22.11.2018 - 16:55 Uhr
KirchenthumbachOberpfalz

Kindern in Bosnien Freude machen

Nach kriegerischen Auseinandersetzungen leiden die Schwächsten. In Bosnien ist das auch 20 Jahre nach dem Ende der grausamen Kampfhandlungen noch so. Doch die Menschen auf dem Balkan werden in ihrer Not nicht alleine gelassen.

Hans Karl und seine ehrenamtlichen Helfer beladen selbst jeden Transporter mit Hilfsgütern. Im Dezember wird ein mit Geschenkpäckchen beladener Lastwagen die Fahrt antreten, um zum Weihnachtsfest in Waisenhäusern sowie bei kinderreichen Familien, alten Menschen, Kranken und Obdachlosen etwas Freude zu verbreiten.
von Georg PaulusProfil

Bosnien-Herzegowina, Hauptstadt Sarajewo, circa 3,5 Millionen Einwohner. 1992 Überfall durch meist serbische Nationalisten, Bürgerkrieg, Ermordung von Tausenden, Massengräber. 1995 Friedensvereinbarung, danach Stationierung einer Friedenstruppe. Übrig blieben Trümmer, viele Witwen, Waisen, kranke und alte Menschen.

Weil das Sozialsystem des Landes dem Unseren nicht vergleichbar und staatliche Unterstützung mangelhaft ist, leiden immer noch sehr viele Menschen bittere Not. Eine Überschwemmungskatastrophe vor einigen Jahren, dazu große Kälteeinbrüche machen das Leben nicht leichter. Das Wort "Gerechtigkeit" dürfte manchen wie Hohn in den Ohren klingen.

Kinderreichen Familien, Waisen, alten Menschen und Obdachlosen gilt bereits seit Jahren die besondere Aufmerksamkeit der Aktion "Für das Leben und die Hoffnung". Gegründet von Hans Karl trat sie die Nachfolge seiner "Polenhilfe" aus den 1980er Jahren an.

Gemeinsam mit "Pomoc", einer Initiative aus dem Landkreis Amberg-Sulzbach, läuft aktuell wieder die Aktion "Weihnachtspäckchen". Diese soll über die Serbisch-Orthodoxe Kirche in Koprivna zusammen mit dem "Centav za Izgrdnju mira" (Zentrum für Friedensaufbau) Weihnachtsfreude in Waisenhäuser, kinderreiche oder sozial schwache Familien, zu älteren, kranken Menschen und Obdachlosen bringen.
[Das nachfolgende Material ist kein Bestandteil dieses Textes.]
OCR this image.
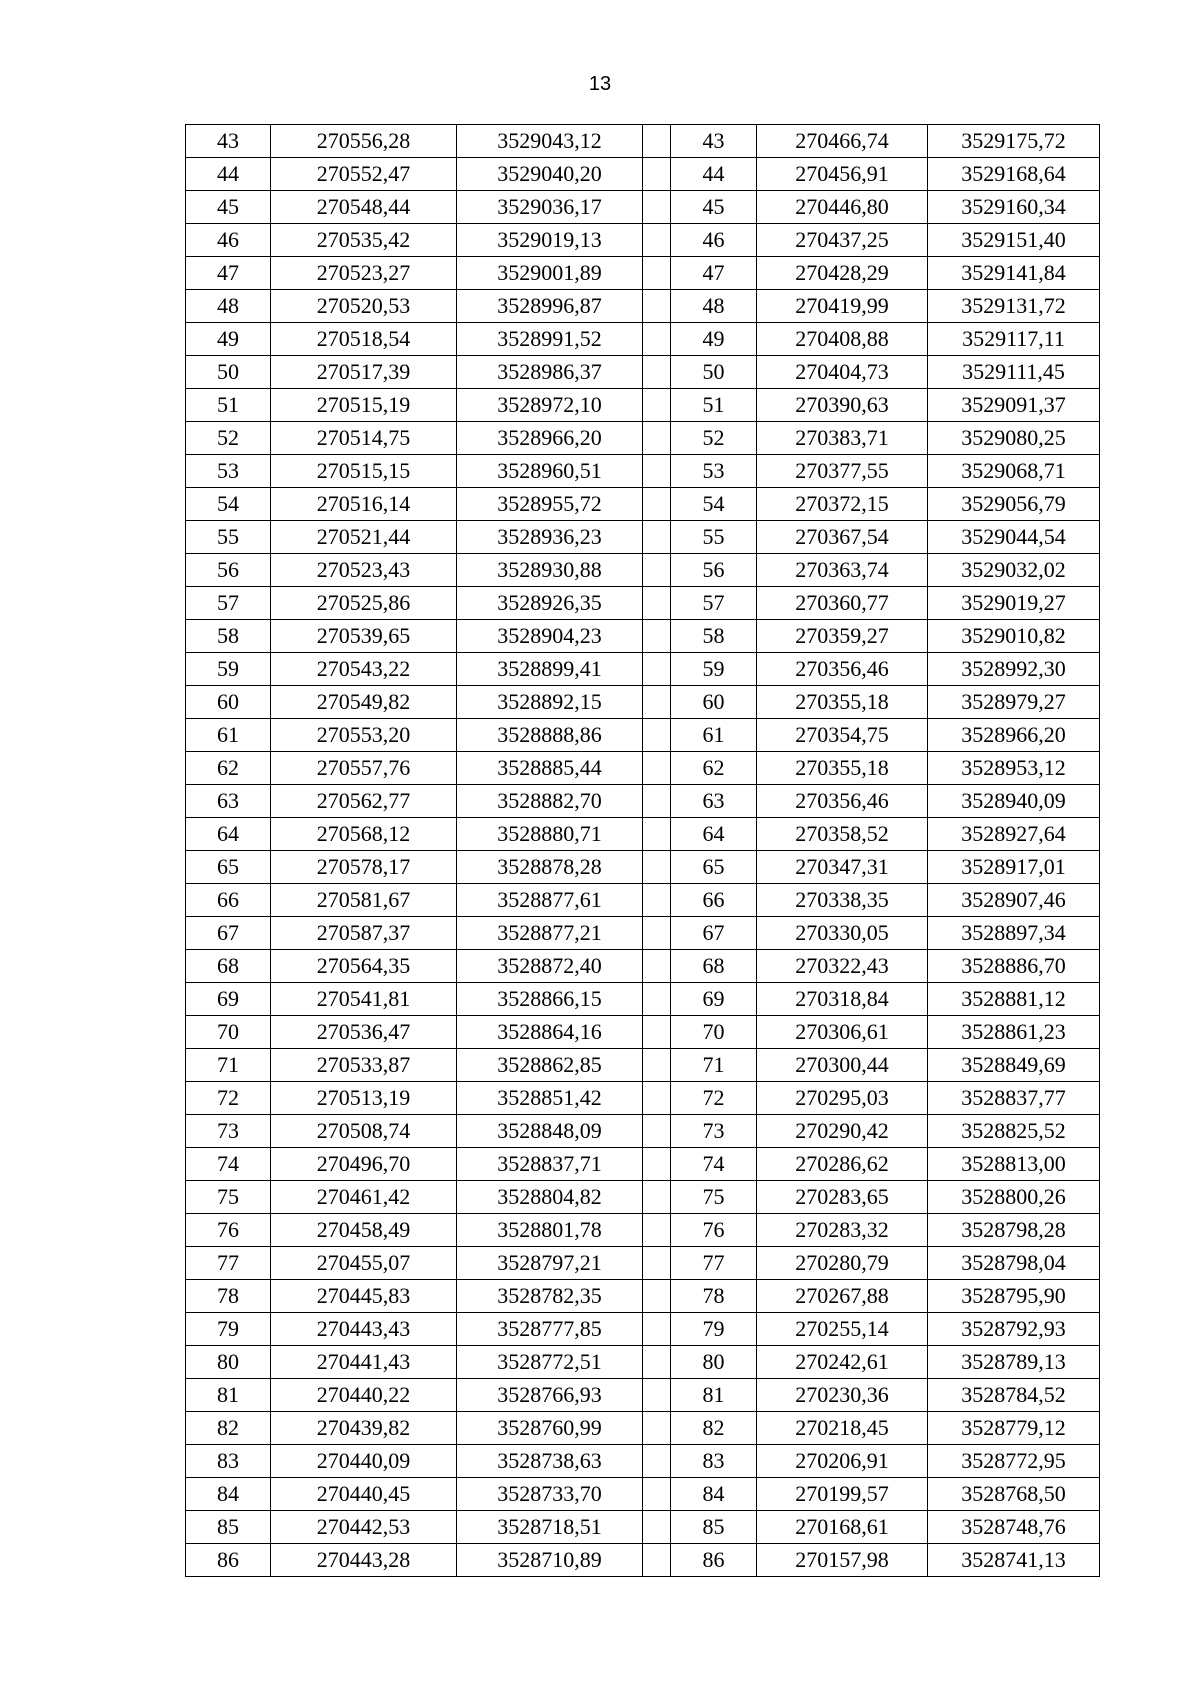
13
43	270556,28	3529043,12		43	270466,74	3529175,72
44	270552,47	3529040,20		44	270456,91	3529168,64
45	270548,44	3529036,17		45	270446,80	3529160,34
46	270535,42	3529019,13		46	270437,25	3529151,40
47	270523,27	3529001,89		47	270428,29	3529141,84
48	270520,53	3528996,87		48	270419,99	3529131,72
49	270518,54	3528991,52		49	270408,88	3529117,11
50	270517,39	3528986,37		50	270404,73	3529111,45
51	270515,19	3528972,10		51	270390,63	3529091,37
52	270514,75	3528966,20		52	270383,71	3529080,25
53	270515,15	3528960,51		53	270377,55	3529068,71
54	270516,14	3528955,72		54	270372,15	3529056,79
55	270521,44	3528936,23		55	270367,54	3529044,54
56	270523,43	3528930,88		56	270363,74	3529032,02
57	270525,86	3528926,35		57	270360,77	3529019,27
58	270539,65	3528904,23		58	270359,27	3529010,82
59	270543,22	3528899,41		59	270356,46	3528992,30
60	270549,82	3528892,15		60	270355,18	3528979,27
61	270553,20	3528888,86		61	270354,75	3528966,20
62	270557,76	3528885,44		62	270355,18	3528953,12
63	270562,77	3528882,70		63	270356,46	3528940,09
64	270568,12	3528880,71		64	270358,52	3528927,64
65	270578,17	3528878,28		65	270347,31	3528917,01
66	270581,67	3528877,61		66	270338,35	3528907,46
67	270587,37	3528877,21		67	270330,05	3528897,34
68	270564,35	3528872,40		68	270322,43	3528886,70
69	270541,81	3528866,15		69	270318,84	3528881,12
70	270536,47	3528864,16		70	270306,61	3528861,23
71	270533,87	3528862,85		71	270300,44	3528849,69
72	270513,19	3528851,42		72	270295,03	3528837,77
73	270508,74	3528848,09		73	270290,42	3528825,52
74	270496,70	3528837,71		74	270286,62	3528813,00
75	270461,42	3528804,82		75	270283,65	3528800,26
76	270458,49	3528801,78		76	270283,32	3528798,28
77	270455,07	3528797,21		77	270280,79	3528798,04
78	270445,83	3528782,35		78	270267,88	3528795,90
79	270443,43	3528777,85		79	270255,14	3528792,93
80	270441,43	3528772,51		80	270242,61	3528789,13
81	270440,22	3528766,93		81	270230,36	3528784,52
82	270439,82	3528760,99		82	270218,45	3528779,12
83	270440,09	3528738,63		83	270206,91	3528772,95
84	270440,45	3528733,70		84	270199,57	3528768,50
85	270442,53	3528718,51		85	270168,61	3528748,76
86	270443,28	3528710,89		86	270157,98	3528741,13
Über die Größe der Pakete kann der Spender ebenso entscheiden wie über die Zielgruppe, erläutert Hans Karl: ob Mädchen, Jungen, Familien oder ältere Menschen. Bei Päckchen für Kinder sollte das Alter des Empfängers angegeben werden. Süßes ist für alle Pakete geeignet: von Schokolade, Kaba und Keksen über Cornflakes und Müsliriegeln bis zu Kaugummi. Heiß begehrt ist auch Spielzeug (keine Monsterfiguren oder Kriegsspielzeug). Mützen und Socken, Schals und Handschuhe sind ebenfalls sehr beliebt.

In ein Familienpaket können Teebeutel, Kaffee und Puddingpulver, Dosenfisch, Nudeln, klare Fleischsuppe, Käse und Salami (in Folie eingeschweißt), Bienenhonig (nur in Plastikflaschen) sowie Pflegemittel: von Hautcreme und Duschgel bis zu Shampoos und Zahnpasta (keine Seife, Waschmittel und Handtücher). Wegen Bruchgefahr sollten keine Gläser verwendet werden.

Päckchen können bis Samstag, 1. Dezember, abgegeben werden bei: Hildegard Paulus, Zinkenbaumstr. 42 Eschenbach, Telefon 09645/914465); Hans Karl, Blechmühle 2, Kirchenthumbach, Telefon 09847/492; Familie Stabla, Paul Leistritz-Str. 20, Trabitz, Telefon 09644/91240; Elke Kirchberger, Pressath, Wollauer Str. 3, Telefon 09644/8214.

Dankbar ist Hans Karl auch für Geldspenden zugunsten des Transports auf Konto IBAN DE 83 7535 1960 0000 1005 03 bei der Sparkasse Kirchenthumbach oder - falls eine Spendenquittung gewünscht wird - auf Konto IBAN DE 47 7539 0000 0107 5202 04 bei der Raiffeisenbank Schlammersdorf (unter "Verwendungszweck" komplette Anschrift und Quittungswunsch angeben).